Konstantinos Pantazis (2nd Department of Obstetrics and Gynaecology, Aristotle University of Thessaloniki, Greece), Ioannis Andronikidis (Radiation Oncology Department, Interbalkan Medical Center, Thessaloniki, Greece), Lazaros Nikiforidis (Independent Researcher, Greece), Anne Floquet (Medical Oncology Unit, Institut Bergonie, France) and Konstantinos Dinas (2nd Department of Obstetrics and Gynaecology, Aristotle University of Thessaloniki, Greece)
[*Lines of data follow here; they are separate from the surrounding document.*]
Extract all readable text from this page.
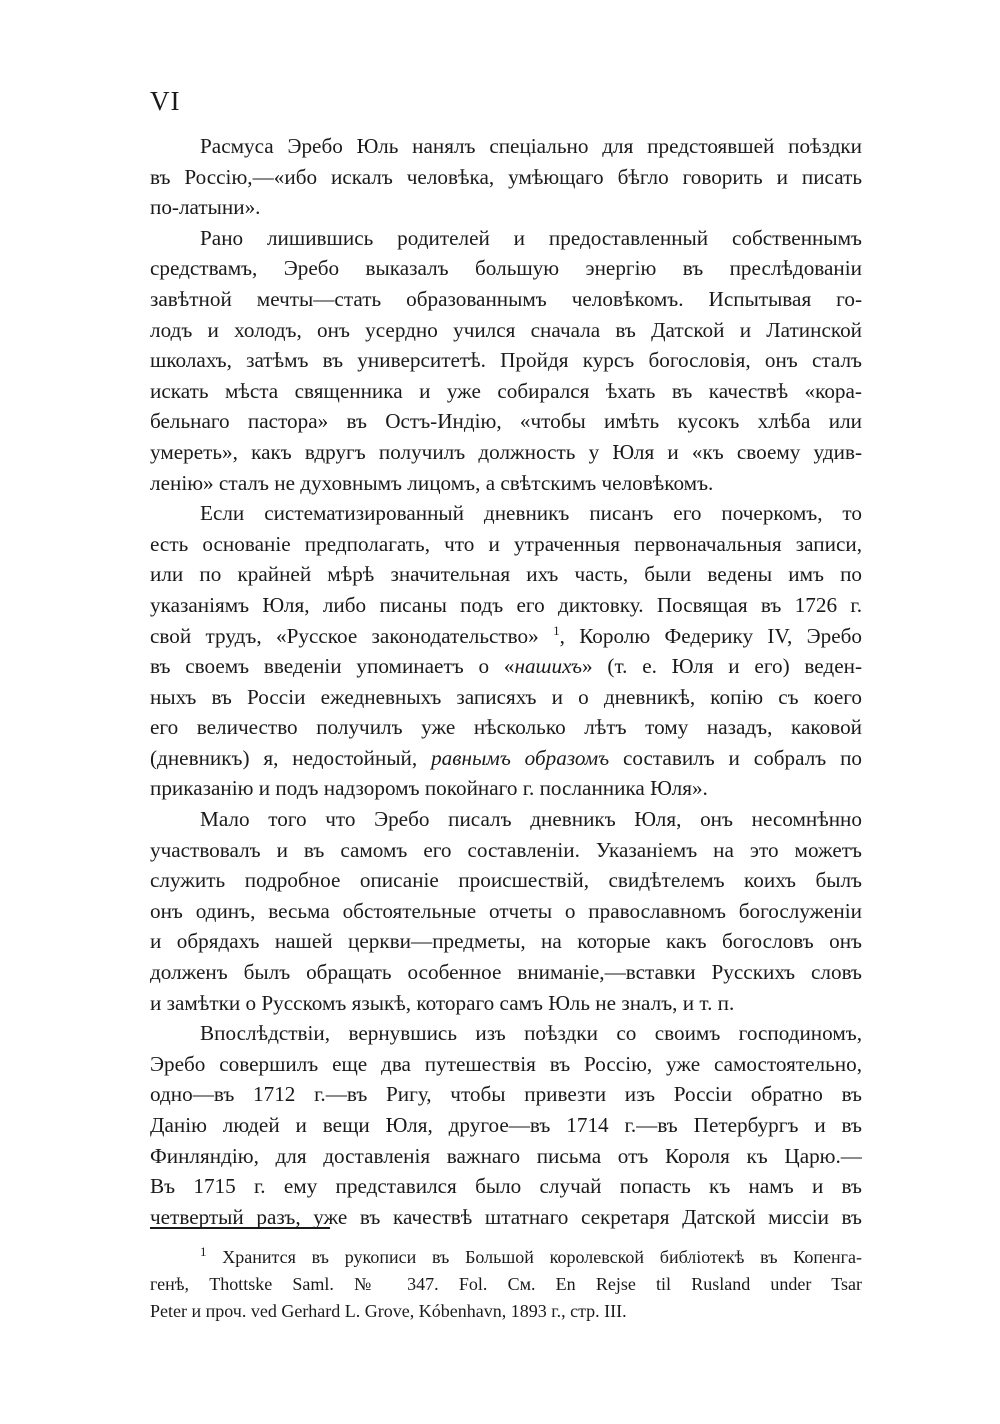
VI
Расмуса Эребо Юль нанялъ спеціально для предстоявшей поѣздки
въ Россію,—«ибо искалъ человѣка, умѣющаго бѣгло говорить и писать
по-латыни».
Рано лишившись родителей и предоставленный собственнымъ
средствамъ, Эребо выказалъ большую энергію въ преслѣдованіи
завѣтной мечты—стать образованнымъ человѣкомъ. Испытывая го-
лодъ и холодъ, онъ усердно учился сначала въ Датской и Латинской
школахъ, затѣмъ въ университетѣ. Пройдя курсъ богословія, онъ сталъ
искать мѣста священника и уже собирался ѣхать въ качествѣ «кора-
бельнаго пастора» въ Остъ-Индію, «чтобы имѣть кусокъ хлѣба или
умереть», какъ вдругъ получилъ должность у Юля и «къ своему удив-
ленію» сталъ не духовнымъ лицомъ, а свѣтскимъ человѣкомъ.
Если систематизированный дневникъ писанъ его почеркомъ, то
есть основаніе предполагать, что и утраченныя первоначальныя записи,
или по крайней мѣрѣ значительная ихъ часть, были ведены имъ по
указаніямъ Юля, либо писаны подъ его диктовку. Посвящая въ 1726 г.
свой трудъ, «Русское законодательство» $^1$, Королю Федерику IV, Эребо
въ своемъ введеніи упоминаетъ о «нашихъ» (т. е. Юля и его) веден-
ныхъ въ Россіи ежедневныхъ записяхъ и о дневникѣ, копію съ коего
его величество получилъ уже нѣсколько лѣтъ тому назадъ, каковой
(дневникъ) я, недостойный, равнымъ образомъ составилъ и собралъ по
приказанію и подъ надзоромъ покойнаго г. посланника Юля».
Мало того что Эребо писалъ дневникъ Юля, онъ несомнѣнно
участвовалъ и въ самомъ его составленіи. Указаніемъ на это можетъ
служить подробное описаніе происшествій, свидѣтелемъ коихъ былъ
онъ одинъ, весьма обстоятельные отчеты о православномъ богослуженіи
и обрядахъ нашей церкви—предметы, на которые какъ богословъ онъ
долженъ былъ обращать особенное вниманіе,—вставки Русскихъ словъ
и замѣтки о Русскомъ языкѣ, котораго самъ Юль не зналъ, и т. п.
Впослѣдствіи, вернувшись изъ поѣздки со своимъ господиномъ,
Эребо совершилъ еще два путешествія въ Россію, уже самостоятельно,
одно—въ 1712 г.—въ Ригу, чтобы привезти изъ Россіи обратно въ
Данію людей и вещи Юля, другое—въ 1714 г.—въ Петербургъ и въ
Финляндію, для доставленія важнаго письма отъ Короля къ Царю.—
Въ 1715 г. ему представился было случай попасть къ намъ и въ
четвертый разъ, уже въ качествѣ штатнаго секретаря Датской миссіи въ
$^1$ Хранится въ рукописи въ Большой королевской библіотекѣ въ Копенга-
генѣ, Thottske Saml. № 347. Fol. См. En Rejse til Rusland under Tsar
Peter и проч. ved Gerhard L. Grove, Kóbenhavn, 1893 г., стр. III.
DOI: 10.4018/978-1-7998-4213-2.ch024

Abstract

Gynaecological oncology treatment yields no fewer complications and side effects than those met in any other oncology field. Patients and clinicians are highly alerted by the ominous diagnosis and sometimes seek for high risk, experimental, or even unproven therapies and are consequently prepared to accept high complication rates that would otherwise be unacceptable. Still, risk reduction remains a high priority. This is achieved by appropriate risk assessment, risk-to-benefit ratio balancing, treatment individualisation, close follow up through all treatment stages, and prompt patient informing and participation in decision making. The chapter aims to summarize the main complications of surgery, chemotherapy, and radiotherapy as well as the main ways to overcome them.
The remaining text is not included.